FY23F estimates remain unchanged on earnings uncertainty related to potential capex cuts. According to Gartner, semiconductor capex forecasted to decline 10% in 2023. Semiconductor capital spending is expected to peak at US$169b in 2022, followed by a 10% decline to US$151b in 2023. Semiconductor companies already seem to be bracing for the chip glut with companies such as TSMC and Micron reportedly slashing capital expenditure by 10% and 30% respectively. The end-market weakness and abating chip shortage are likely contributing factors to the capex decline in 2023. We think that there is a potential for capex cuts by Intel which could negatively affect demand for AEM’s offerings. In addition, the strong FY22 can be attributed to the ramp of new generation handlers to Intel, which could moderate in FY23.
Semiconductor Capitals Spending includes- IDM, Foundry and SATS. Charts/graphics created by DBS Bank based on Gartner® research.
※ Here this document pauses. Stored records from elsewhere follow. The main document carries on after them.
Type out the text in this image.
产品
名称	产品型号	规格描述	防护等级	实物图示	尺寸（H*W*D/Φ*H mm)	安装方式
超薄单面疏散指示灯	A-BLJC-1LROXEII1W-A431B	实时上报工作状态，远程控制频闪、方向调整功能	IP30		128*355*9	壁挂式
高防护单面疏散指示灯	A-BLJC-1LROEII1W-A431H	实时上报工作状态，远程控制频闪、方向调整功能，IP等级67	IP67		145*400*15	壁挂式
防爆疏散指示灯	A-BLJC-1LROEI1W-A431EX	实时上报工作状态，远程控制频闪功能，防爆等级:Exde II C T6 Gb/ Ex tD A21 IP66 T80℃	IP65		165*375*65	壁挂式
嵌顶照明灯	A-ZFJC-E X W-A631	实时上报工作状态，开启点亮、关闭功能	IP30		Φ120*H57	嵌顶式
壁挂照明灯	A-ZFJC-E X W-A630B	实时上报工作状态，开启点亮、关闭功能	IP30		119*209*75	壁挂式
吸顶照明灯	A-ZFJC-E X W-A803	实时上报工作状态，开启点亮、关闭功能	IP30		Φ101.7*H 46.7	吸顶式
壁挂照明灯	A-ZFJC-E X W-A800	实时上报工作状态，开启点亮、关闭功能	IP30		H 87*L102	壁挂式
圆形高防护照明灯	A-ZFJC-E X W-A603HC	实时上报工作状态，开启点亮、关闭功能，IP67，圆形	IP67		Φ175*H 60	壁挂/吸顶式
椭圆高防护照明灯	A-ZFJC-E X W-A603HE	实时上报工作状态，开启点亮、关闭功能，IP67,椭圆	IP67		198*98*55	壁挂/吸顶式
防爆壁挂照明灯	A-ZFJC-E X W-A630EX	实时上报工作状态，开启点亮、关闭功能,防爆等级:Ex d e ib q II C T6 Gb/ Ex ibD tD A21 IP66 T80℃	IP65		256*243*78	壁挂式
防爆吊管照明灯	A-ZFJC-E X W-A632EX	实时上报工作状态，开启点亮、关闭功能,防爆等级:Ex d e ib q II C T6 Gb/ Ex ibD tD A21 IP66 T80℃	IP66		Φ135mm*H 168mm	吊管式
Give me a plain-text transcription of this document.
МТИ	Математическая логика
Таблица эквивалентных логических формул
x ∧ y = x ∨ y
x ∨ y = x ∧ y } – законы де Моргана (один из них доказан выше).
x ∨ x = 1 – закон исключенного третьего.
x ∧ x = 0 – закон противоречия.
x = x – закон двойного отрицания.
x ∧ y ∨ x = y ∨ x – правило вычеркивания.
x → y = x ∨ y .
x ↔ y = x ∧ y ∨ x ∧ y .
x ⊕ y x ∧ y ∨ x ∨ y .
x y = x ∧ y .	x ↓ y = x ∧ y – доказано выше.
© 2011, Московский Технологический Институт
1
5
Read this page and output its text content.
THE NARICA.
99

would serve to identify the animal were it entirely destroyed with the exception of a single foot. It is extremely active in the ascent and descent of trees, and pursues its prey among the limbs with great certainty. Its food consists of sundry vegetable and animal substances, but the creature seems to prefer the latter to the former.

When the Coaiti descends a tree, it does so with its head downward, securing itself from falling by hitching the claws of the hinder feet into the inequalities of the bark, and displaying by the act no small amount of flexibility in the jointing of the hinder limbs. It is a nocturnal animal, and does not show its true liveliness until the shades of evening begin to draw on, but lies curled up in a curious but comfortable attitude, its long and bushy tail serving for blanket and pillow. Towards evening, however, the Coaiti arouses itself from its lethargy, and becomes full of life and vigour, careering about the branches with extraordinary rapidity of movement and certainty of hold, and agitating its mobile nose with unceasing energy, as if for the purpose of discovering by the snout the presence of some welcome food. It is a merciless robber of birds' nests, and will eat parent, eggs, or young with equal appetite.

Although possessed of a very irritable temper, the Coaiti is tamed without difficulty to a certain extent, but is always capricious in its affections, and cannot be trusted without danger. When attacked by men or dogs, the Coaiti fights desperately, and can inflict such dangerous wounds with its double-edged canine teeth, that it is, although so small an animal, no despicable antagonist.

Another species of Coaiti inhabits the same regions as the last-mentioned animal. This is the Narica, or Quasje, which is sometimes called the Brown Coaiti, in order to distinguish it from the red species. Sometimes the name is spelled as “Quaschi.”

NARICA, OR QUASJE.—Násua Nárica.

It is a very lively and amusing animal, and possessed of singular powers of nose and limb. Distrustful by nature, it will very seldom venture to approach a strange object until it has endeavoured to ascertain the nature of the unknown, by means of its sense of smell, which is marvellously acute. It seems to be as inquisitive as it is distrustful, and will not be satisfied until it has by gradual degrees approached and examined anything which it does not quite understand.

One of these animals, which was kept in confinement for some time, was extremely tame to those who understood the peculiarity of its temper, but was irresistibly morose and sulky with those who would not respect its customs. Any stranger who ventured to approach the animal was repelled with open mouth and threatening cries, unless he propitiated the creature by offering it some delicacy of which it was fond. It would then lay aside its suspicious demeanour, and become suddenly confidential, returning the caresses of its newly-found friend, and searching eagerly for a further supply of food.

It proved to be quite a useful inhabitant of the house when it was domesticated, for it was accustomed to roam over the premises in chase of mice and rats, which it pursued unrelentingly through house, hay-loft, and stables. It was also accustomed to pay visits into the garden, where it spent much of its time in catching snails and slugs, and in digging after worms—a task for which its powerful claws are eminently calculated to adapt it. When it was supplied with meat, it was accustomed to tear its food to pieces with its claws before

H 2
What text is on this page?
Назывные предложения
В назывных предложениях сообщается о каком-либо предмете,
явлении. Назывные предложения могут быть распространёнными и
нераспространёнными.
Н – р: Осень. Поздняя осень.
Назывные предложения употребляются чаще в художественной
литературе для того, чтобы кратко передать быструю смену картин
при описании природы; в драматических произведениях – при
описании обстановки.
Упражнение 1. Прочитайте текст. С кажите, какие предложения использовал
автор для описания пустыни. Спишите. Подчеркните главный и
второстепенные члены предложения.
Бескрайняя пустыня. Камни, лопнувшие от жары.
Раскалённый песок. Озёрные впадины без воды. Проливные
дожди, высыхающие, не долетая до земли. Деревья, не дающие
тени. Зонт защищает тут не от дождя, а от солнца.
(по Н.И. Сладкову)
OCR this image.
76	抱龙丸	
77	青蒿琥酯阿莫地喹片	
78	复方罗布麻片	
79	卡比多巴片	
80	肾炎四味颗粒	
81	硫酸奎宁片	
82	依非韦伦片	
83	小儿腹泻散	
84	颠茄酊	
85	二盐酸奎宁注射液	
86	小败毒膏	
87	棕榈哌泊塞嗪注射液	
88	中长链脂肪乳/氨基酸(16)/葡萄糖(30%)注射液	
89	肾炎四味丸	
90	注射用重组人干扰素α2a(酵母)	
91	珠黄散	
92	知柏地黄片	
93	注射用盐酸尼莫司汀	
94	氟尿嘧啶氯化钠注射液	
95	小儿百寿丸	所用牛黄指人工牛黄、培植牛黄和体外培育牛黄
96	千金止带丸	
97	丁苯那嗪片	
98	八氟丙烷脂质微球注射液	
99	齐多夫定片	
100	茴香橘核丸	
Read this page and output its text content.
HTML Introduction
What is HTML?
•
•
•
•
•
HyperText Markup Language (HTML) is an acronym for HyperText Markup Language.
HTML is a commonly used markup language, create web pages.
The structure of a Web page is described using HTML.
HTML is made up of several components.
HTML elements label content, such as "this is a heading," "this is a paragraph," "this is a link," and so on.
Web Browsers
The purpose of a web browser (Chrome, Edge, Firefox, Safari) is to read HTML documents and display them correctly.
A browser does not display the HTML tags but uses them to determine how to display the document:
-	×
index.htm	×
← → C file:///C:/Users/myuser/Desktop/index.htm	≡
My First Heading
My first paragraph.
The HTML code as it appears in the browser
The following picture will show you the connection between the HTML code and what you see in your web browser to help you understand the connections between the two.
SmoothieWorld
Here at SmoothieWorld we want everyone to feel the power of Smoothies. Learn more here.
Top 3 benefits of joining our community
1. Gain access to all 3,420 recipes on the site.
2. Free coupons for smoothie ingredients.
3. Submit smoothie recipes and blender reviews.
Source: Gartner, Inc., Forecast: Semiconductor Capital Spending, Worldwide, 3Q22 Update, Bob Johnson et al., 3 October 2022. GARTNER is a registered trademark and service mark of Gartner, Inc. and/or its affiliates in the U.S. and internationally and is used herein with permission. All rights reserved.
Expect near term weakness for semiconductor. Worldwide semiconductor shipments have eased from the peak of c.30% y-o-y growth in December 2021 to flattish growth in August 2022, according to data compiled by the Semiconductor Industry Association (SIA). With the ongoing macro headwinds, we expect worldwide semiconductor shipments to dip further and enter into a negative growth territory in the next few months.
Maintain HOLD with unchanged TP of S$3.19. Our target price is pegged near the 5 year average PE at 9x of our FY23F earnings.
More updates to come (if any) after the analyst briefing on Monday morning.